Brown says EMC’s tricks included turning off its disk data protection features because it drags performance, short-stroking (artificially limiting the amount of disk data the system reads during tests), and souping up the performance of the NS700 gateway by connecting it to two Clariion storage systems.

“Is Clariion performance that poor that they had to use two of them?” Brown gibes.

Does NetApp have a valid complaint? Probably more so on the price issues than the actual performance numbers. The vendors do their own testing, and then the results go through a committee of competing vendors before they are published. NetApp is a member of the committee and so could have asked for a full disclosure from EMC before the results became official. NetApp reps said they posed questions, but did not seek a full disclosure.

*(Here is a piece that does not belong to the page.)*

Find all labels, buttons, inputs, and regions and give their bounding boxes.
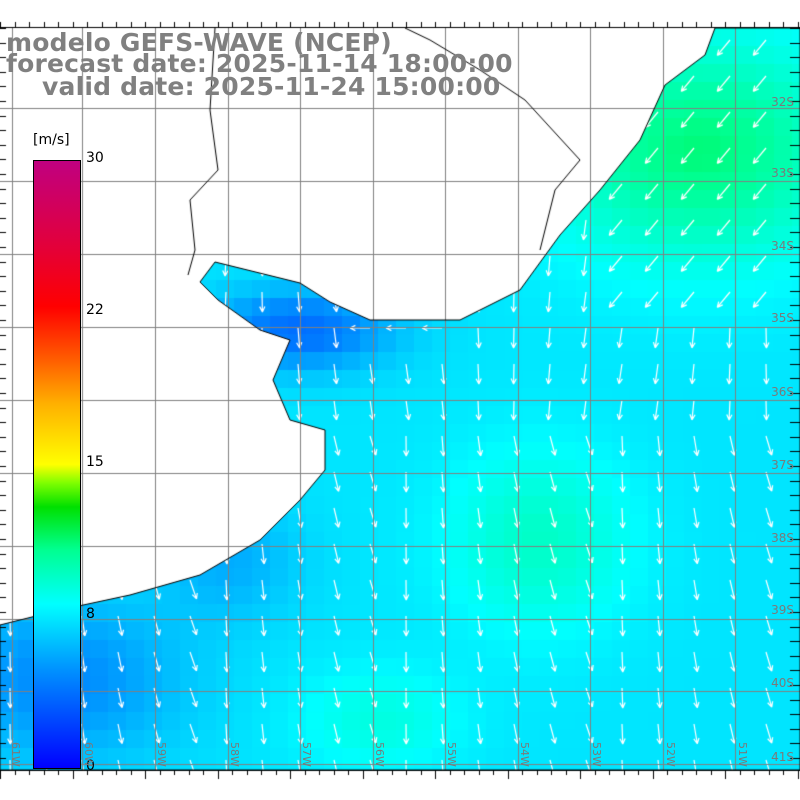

“Games can be played,” says analyst Arun Taneja of The Taneja Group. Taneja says EMC could have done all the things Brown charged, but probably disclosed it all in the documentation. “I’m willing to give EMC the benefit on performance from the SPEC benchmark, but the price/performance claims are up for grabs.”

The SPEC only takes performance into account, not price. SPEC president Kaivalya Dixit says that's because pricing varies from deal to deal. So EMC did its own price/performance calculations, and NetApp’s Brown questions whether the prices EMC used reflect the true configuration of the systems tested. An EMC spokesman says they used the most accurate data available.